Sleep is a contentious issue for most families with young children and I have met no two families with the same approach. Sleep patterns are adjusted around work, social events, parenting style, teething, illness, bad dreams and personality. In our family the standard is kids in bed by 8pm and we USUALLY don't hear from them again until 7:30-8am. They know they are allowed to play (preferably quietly!) in their room in the morning but they must not leave their room until they are told they are allowed to unless it is for the toilet or to knock on our bedroom door and speak to us. The fact that none of us are morning people means that if we have been out late the night before and have no pressing need to get up, we have been known to sleep in until 9am or even later! Especially if we have had a restless night for some reason.
Even if we are bang on routine, and I have "risen while it is still dark" like the proverbs 31 woman, there are some mornings I simply don't make it out of my PJ's until after 10am. When I was in the habit of getting up between 5 and 6am, I often put off getting dressed immediately so I could slip back into bed and give Beloved a cuddle with his morning coffee. If I have had a crisis like urgent nappy leakage to deal with first up, getting dressed slips down on the list of priorities. Now I am rarely dressed up to the nines, but I do not consider my night attire appropriate for receiving visitors!
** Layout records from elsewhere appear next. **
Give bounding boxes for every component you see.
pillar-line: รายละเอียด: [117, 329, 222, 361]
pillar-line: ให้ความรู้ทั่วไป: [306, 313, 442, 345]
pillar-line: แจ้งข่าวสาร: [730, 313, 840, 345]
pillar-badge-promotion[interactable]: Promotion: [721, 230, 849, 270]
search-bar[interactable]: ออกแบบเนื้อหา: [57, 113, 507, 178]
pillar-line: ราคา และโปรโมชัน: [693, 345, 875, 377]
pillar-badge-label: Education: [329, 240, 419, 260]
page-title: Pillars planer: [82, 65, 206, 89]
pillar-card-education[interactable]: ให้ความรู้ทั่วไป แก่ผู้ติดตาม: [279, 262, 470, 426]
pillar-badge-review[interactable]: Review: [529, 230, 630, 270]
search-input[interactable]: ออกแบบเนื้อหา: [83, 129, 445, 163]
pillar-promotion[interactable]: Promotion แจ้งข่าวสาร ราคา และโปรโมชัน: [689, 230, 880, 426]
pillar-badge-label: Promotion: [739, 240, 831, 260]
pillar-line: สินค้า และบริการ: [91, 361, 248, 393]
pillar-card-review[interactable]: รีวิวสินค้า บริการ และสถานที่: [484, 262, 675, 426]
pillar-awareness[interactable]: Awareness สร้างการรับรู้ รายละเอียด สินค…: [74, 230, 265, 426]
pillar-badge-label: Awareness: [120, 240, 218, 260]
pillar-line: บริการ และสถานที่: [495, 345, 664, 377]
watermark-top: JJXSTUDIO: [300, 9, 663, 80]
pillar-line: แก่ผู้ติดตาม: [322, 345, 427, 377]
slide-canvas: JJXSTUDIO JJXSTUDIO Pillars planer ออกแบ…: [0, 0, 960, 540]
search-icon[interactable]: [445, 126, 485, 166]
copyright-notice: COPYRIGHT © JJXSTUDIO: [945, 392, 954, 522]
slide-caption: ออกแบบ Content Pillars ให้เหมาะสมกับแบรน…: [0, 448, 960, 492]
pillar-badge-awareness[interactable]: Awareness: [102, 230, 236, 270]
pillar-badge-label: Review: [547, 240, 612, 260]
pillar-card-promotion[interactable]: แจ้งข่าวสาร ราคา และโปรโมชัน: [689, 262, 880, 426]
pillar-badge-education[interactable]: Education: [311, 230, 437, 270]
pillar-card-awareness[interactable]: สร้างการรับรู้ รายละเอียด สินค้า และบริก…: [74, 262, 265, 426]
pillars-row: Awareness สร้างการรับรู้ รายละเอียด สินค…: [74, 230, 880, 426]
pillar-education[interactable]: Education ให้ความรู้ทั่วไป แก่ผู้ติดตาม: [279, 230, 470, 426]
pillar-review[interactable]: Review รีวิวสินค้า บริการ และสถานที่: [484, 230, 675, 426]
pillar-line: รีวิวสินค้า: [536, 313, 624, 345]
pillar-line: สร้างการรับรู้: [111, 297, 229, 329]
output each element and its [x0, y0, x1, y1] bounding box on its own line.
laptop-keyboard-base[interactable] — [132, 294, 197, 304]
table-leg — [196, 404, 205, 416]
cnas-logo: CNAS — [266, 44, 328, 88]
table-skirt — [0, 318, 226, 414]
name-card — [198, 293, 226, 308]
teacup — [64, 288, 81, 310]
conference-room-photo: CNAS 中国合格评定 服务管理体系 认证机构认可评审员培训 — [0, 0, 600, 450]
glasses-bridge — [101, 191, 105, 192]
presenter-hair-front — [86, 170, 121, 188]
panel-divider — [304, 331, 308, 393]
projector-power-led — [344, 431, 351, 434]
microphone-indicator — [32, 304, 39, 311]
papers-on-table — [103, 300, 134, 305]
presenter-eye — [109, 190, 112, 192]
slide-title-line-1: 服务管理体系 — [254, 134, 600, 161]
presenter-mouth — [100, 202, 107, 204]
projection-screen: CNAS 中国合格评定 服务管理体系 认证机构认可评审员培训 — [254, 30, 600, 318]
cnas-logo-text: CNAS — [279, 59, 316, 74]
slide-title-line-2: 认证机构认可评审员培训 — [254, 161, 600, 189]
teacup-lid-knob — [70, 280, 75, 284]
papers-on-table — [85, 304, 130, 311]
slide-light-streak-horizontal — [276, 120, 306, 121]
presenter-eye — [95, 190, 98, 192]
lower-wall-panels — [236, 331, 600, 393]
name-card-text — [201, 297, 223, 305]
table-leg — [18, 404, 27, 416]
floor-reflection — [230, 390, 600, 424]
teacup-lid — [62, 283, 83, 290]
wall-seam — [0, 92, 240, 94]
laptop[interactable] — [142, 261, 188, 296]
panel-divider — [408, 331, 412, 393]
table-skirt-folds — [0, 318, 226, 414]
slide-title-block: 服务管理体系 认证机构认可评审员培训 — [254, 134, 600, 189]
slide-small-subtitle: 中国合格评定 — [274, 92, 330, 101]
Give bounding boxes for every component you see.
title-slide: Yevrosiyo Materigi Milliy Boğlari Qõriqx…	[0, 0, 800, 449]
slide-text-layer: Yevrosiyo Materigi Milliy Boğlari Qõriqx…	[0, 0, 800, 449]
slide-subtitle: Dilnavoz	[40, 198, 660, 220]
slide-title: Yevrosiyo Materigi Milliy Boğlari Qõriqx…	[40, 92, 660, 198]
Of course I am not going to turn anyone away because I am not dressed appropriately, but I would prefer non-urgent visits were put off until a decent hour! I had a neighbour who had a habit of sending her young teenage sons around with messages or questions before 9am (sometimes even before 8am) which was EXTREMELY embarrassing for the poor lads and myself. I would have preferred she pop over herself or call, but never got up the guts to mention it to her. The thing is a part of me feels I SHOULD be up and dressed and have the housework done by 4am, however irrational that is.
Even families who DO get up and going early are often very busy during the fringe hours of morning and evening, preparing for the transition between day and night. If you do not know a family's routine, in my opinion, the polite thing to do is leave phone calls until after 8am and unannounced visits until after 9am (10am if you are visiting me!). Be sensitive to the fact that mornings are a very busy time in most households. I often have a phone tucked under my ear while I do morning chores and chat to my Mum or a friend but not everyone is as adaptable.
The conclusion is all families are different! I am not going to tar and feather anyone who breaks the 'rules' however, like most others, I appreciate people being sensitive to my family's needs.
Don't assume you know, be open to learn what is.